The goal of this study is to determine the amount of covid-19 safety compliance in the health sector. It will, in particular:

Examine the various Covid-19 safety measures that have been implemented.

To look into the numerous covid-19 safety procedures that the healthcare industry adheres to.

To determine the level of conformity with the Covid-19 safety standard in the health-care industry.


What are the several covid-19 safety measures that the Ministry of Health has put in place?

What are the different Covid-19 safety procedures that General Hospital Offa follows?

What is the level of Covid-19 safety compliance among General Hospital Offa’s employees and patients?


This study will indicate a higher degree of awareness in the health sector about the importance of adhering to the Covid-19 safety standards because they are at a high risk of disease exposure. It will oblige hospital, pharmacy, and patent store owners to guarantee that facilities and equipment are in place to enable efficient compliance with these safety standards. It would allow the government to ensure that authorities involved, such as the NCDC task force, conduct frequent checks on the health sector to ensure that a high level of compliance is maintained, so limiting the spread of this novel disease. This study will also contribute to the current literature on the subject and serve as a guide for scholars, researchers, and students interested in learning more about it.


Using General Hospital, Offa, Kwara State, this study will analyze the extent of COVID-19 safety compliance in the health sector.


H0: The health-care sector has a low degree of covid-19 safety compliance.

H1: The health-care sector has a high degree of covid-19 safety compliance.


Several problems were faced over the course of the research, including but not limited to the following. These are the ones.

Inadequate funding: The research was hampered by a lack of funds, which prevented the researcher from accessing banks in Lagos, as well as printing and collating questionnaires.

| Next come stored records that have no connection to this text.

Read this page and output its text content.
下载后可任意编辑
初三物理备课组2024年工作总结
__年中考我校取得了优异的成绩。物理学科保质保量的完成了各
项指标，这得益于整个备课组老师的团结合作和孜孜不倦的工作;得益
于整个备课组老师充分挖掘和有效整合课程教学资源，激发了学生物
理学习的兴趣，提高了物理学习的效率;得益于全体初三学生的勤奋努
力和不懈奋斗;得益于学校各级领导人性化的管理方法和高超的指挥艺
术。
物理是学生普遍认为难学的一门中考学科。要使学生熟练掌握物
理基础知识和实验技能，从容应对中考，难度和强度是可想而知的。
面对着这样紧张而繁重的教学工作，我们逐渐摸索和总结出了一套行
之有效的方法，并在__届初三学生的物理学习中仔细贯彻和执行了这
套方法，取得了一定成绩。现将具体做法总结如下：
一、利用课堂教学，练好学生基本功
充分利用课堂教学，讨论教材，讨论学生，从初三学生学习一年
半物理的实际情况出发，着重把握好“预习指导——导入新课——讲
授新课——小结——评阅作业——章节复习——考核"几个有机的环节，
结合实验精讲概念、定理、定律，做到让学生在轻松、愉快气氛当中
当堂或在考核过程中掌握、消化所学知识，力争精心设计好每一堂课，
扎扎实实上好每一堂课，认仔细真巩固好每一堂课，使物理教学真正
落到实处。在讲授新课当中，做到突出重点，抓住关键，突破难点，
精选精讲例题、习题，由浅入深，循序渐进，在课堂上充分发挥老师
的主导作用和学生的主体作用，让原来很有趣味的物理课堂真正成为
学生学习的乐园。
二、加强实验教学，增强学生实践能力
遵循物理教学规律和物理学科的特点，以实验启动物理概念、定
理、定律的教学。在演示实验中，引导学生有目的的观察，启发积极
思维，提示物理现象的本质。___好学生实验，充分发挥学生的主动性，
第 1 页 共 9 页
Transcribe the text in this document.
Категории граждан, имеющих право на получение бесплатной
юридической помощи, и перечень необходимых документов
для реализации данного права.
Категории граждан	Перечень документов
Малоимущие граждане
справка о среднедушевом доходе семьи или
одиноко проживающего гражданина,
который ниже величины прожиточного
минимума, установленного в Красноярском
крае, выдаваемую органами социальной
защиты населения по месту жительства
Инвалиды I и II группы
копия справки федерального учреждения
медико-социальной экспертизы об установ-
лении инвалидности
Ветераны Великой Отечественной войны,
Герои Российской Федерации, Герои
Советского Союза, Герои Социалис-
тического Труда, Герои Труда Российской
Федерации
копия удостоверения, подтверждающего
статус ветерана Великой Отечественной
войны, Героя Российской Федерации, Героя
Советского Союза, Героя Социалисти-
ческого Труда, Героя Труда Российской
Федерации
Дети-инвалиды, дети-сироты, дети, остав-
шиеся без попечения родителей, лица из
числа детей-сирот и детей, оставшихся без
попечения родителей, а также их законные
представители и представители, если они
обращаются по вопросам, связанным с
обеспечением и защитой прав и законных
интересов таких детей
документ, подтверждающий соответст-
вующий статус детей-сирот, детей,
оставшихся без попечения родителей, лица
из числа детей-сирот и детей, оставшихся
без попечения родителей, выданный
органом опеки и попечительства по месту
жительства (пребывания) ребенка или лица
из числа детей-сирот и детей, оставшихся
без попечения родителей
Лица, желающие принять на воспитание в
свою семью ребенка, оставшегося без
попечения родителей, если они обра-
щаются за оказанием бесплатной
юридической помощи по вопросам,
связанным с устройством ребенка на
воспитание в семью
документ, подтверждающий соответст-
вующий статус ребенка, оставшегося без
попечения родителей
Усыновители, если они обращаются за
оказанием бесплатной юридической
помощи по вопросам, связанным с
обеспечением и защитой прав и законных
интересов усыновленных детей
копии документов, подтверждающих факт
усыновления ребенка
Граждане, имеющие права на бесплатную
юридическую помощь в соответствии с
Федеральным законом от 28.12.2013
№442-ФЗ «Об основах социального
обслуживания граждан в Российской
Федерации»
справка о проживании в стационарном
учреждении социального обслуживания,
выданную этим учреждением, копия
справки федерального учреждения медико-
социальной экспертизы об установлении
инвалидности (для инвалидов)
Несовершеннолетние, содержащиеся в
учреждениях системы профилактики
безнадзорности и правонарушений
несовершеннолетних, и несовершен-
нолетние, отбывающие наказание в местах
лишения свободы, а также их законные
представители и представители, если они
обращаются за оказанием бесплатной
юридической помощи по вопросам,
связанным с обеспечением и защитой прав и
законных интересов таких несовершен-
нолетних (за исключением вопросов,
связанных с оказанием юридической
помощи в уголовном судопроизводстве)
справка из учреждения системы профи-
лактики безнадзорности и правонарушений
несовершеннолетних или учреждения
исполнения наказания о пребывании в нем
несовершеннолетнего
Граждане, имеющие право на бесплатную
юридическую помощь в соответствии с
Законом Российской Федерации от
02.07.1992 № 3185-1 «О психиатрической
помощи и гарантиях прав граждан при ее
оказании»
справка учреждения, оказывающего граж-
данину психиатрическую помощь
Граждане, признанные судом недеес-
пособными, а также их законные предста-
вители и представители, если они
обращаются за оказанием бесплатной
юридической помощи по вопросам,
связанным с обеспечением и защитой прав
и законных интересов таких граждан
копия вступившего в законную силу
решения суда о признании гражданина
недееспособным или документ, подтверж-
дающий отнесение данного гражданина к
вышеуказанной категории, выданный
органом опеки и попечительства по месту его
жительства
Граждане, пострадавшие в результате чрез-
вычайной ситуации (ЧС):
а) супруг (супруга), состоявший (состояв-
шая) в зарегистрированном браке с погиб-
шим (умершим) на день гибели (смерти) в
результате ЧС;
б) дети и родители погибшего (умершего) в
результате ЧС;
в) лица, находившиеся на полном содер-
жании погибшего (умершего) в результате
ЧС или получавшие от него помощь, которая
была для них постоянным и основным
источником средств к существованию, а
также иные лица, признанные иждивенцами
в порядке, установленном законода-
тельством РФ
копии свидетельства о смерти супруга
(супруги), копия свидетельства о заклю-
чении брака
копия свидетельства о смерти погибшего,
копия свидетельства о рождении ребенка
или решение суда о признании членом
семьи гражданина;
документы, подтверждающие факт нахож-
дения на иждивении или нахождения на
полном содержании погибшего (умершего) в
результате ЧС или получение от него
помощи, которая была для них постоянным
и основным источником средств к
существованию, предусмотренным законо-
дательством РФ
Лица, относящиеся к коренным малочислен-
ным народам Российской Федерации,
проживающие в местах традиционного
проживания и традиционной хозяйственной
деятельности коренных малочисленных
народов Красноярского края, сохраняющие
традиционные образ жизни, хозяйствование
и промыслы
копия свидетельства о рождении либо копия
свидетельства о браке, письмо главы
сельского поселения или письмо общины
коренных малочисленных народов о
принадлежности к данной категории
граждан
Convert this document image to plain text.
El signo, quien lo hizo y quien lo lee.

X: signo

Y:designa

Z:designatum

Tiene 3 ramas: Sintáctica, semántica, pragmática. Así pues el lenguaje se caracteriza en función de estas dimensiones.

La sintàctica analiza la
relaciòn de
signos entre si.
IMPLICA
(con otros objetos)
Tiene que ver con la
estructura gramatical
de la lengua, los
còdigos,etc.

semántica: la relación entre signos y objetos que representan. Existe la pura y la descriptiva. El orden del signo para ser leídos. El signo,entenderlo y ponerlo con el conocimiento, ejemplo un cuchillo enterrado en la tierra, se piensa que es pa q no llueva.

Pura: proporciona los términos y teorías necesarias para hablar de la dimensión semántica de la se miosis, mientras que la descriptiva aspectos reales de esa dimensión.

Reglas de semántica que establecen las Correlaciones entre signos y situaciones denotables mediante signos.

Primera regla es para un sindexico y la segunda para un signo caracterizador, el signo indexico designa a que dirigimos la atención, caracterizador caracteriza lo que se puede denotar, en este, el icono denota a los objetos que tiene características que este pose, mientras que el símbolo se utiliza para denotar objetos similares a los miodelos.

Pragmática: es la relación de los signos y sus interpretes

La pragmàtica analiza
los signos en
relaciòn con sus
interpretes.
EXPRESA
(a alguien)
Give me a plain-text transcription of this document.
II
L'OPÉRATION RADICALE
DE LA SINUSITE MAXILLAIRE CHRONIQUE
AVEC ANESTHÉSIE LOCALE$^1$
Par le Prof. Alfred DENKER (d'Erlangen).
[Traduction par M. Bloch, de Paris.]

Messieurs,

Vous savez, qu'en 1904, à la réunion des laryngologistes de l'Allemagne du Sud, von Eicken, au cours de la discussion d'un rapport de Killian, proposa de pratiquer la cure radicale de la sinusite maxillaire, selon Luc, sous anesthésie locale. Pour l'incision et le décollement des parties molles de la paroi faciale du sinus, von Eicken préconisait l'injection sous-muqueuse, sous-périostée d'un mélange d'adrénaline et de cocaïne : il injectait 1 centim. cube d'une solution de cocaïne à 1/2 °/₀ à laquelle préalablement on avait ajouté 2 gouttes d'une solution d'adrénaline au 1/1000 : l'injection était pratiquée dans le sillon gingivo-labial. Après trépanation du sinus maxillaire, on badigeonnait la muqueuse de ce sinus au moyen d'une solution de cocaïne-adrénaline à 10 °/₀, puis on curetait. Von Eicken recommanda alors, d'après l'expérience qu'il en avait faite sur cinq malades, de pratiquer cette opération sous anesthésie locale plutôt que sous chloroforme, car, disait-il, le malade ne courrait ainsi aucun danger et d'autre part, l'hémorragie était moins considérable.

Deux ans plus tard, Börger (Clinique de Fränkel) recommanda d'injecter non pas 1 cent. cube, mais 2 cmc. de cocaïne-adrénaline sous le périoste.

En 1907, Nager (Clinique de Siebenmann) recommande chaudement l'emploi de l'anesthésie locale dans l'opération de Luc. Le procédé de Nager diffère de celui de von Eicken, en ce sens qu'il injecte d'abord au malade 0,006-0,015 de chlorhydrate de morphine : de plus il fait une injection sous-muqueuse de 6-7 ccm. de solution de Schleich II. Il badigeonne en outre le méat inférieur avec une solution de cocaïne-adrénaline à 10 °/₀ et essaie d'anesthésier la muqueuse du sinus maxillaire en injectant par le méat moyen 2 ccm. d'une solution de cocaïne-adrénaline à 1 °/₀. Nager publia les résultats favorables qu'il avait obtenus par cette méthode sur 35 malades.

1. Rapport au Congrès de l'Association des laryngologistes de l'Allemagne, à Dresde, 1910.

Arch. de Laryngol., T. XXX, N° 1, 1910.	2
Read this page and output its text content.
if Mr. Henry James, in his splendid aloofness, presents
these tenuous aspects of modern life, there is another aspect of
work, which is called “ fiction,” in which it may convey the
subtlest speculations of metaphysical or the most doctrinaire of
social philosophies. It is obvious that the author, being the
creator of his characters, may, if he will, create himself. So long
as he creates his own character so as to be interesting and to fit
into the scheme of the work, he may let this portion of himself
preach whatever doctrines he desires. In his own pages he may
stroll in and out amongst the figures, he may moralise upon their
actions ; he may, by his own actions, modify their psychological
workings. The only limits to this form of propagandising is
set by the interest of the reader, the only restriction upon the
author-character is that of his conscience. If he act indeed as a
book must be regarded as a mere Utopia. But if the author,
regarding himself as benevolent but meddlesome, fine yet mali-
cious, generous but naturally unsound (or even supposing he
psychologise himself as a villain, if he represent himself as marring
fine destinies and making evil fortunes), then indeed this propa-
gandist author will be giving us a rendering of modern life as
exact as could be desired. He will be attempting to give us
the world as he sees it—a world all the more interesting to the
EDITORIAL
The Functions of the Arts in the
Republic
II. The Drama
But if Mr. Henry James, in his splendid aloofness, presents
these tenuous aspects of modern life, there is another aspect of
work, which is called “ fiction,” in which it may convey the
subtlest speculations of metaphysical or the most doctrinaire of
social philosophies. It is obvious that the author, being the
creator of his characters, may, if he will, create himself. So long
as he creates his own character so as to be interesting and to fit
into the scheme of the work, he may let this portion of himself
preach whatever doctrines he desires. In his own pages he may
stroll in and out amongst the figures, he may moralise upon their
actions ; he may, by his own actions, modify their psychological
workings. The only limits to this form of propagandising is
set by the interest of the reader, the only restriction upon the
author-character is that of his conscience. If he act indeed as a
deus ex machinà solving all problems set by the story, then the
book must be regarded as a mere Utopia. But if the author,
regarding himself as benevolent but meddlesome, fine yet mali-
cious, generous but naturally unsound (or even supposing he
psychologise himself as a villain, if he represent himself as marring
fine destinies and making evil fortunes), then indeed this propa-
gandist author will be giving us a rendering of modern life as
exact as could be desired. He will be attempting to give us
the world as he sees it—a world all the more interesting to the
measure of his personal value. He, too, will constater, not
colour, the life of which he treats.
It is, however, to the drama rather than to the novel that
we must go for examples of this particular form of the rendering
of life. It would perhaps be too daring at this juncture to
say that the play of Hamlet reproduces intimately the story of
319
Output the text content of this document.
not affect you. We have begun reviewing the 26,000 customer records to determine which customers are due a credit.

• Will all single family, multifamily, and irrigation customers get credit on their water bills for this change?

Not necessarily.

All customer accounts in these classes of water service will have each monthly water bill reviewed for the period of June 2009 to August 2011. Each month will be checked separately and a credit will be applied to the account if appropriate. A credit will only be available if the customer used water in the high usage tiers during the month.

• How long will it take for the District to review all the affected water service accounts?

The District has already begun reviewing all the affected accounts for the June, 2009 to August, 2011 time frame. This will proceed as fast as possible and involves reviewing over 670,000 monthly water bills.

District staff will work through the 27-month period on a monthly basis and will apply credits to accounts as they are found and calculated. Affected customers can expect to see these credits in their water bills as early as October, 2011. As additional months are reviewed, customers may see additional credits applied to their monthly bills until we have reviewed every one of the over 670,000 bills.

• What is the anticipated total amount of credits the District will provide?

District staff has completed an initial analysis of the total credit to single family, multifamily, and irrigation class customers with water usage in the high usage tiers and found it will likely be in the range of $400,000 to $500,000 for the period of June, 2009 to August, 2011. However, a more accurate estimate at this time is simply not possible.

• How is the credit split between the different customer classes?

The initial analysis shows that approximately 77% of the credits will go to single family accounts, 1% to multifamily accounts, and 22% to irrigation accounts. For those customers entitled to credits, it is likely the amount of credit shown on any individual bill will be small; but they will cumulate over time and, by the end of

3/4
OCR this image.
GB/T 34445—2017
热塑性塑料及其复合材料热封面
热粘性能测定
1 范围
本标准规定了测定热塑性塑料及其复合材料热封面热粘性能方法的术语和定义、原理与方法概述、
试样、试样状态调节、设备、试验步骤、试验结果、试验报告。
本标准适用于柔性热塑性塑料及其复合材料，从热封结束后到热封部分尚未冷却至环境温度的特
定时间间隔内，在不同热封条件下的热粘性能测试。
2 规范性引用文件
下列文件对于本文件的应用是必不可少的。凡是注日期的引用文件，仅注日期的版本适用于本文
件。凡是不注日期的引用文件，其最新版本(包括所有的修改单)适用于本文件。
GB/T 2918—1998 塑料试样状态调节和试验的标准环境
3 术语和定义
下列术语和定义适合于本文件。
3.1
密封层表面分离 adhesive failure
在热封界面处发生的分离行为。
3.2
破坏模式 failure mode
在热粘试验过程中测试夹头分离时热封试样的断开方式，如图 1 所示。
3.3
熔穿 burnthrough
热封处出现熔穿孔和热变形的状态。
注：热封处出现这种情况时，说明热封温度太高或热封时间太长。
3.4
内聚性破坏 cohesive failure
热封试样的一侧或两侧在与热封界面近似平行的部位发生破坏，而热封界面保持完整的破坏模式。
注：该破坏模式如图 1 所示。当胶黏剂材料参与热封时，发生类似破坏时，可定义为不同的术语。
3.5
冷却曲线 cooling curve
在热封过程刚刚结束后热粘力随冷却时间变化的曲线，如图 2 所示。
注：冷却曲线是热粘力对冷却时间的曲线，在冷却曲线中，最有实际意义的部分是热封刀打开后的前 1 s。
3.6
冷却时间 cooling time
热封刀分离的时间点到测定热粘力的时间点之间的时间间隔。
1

Time: Another constraint is time, as this research had to be completed while also juggling other academic responsibilities, making it hard to conduct this study in a larger, more representative sample size.


COVID-19: Corona virus disease 2019 (COVID-19) is a sickness caused by a new corona virus known as SARS-CoV-2 (severe acute respiratory syndrome corona virus 2).

HEALTH SECTOR: The health sector is comprised of hospitals, clinics, pharmaceutical stores, pharmacies, and other health-related enterprises that provide goods and services to treat patients with curative, preventative, rehabilitative, and palliative care.